Thursday was the first dry-enough day to take care of the first tranche of leaf-fall in my yard. At the end of Thursday, most of these leaves ended up in the compost bins in the back yard, but since they were damp, they were not particularly cooperative. Much as I like yardwork (and I do), this could have been more enjoyable.
Friday, Gary and Cindy reunited with 3 couples in WDC, old friends from younger working days, and we and their friends took an excursion to the Smithsonian. We began our tour at the Air and Space Museum, which lots of visitors, including busloads of school kids, do. Then Cindy and Gary and I went to the art museums across the mall, starting with the beautiful old masters in the National Gallery of Art and moving on to the amazing modern art in the East Wing gallery. Below are Cindy and Gary in the Air and Space, standing in front of mannequins of well-dressed air travelers of earlier times.
The interesting sculpture below looks like it might be made of paper. (It is resin.) From different angles you see different suggested images, of birds, horses, faces. And the structure has windows through it. From this photo, I see Stonehenge, a gaping-mouthed spook, a giraffe – and Gary, with one arm of the Calder mobile hanging above his head.
The rooms of the East Wing are organized by date and origin. The works in the room representing European artists after WWII reflected on the destruction, confusion and disarray of their post-war world. Below, Cindy is standing by a sculpture resembling a signpost, but a signpost that is disorganized, incoherent, without direction. In this room it was easy for me to project on the art my present sense of cultural unease.
Cindy and I both were taken by the painting below by Joaquin Torrez-Garcia, an Uruguayan artist, with its color, rhythm, and balance. It was painted in the late 1940’s. There is a tension in the “containers”, like cells, preventing freedom of thought and movement.
Last night (Saturday) I took an uneventful flight to Denver.
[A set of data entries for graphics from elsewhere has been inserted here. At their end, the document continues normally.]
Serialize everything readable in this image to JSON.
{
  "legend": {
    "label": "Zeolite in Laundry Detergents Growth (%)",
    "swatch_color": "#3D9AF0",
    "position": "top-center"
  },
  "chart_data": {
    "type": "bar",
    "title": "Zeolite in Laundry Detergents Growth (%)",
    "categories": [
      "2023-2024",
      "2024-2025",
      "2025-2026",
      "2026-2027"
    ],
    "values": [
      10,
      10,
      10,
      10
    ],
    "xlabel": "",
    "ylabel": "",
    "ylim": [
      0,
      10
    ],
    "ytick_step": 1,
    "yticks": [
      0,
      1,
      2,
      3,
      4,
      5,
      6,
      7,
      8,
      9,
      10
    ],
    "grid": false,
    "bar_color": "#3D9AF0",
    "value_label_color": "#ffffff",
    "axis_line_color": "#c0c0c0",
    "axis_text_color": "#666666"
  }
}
It was cold in WDC, in the 30’s, but mild in Denver, in the 50’s. However, early this morning, a large weather system started dropping a steady, moderate snow that stuck on the lawns and cars but mostly melted on the sidewalk and street. It has been snowing for hours, foggy, slushy, cold, wet, and by dark, freezing slickly. What a fitting prelude to a cruise through the Panama Canal.
Tonight, in Colorado, we are having family dinner, brought to us by Yvonne and Mike, – ribs and sides. Among family and friends there is much joy and comfort to be taken. And you have to admit, Andi rocks those pink ruffled socks.
Mom and I will be leaving at 7AM for the airport to fly to Miami. We are excited and trying not to drive each other nuts with our pre-trip jitters.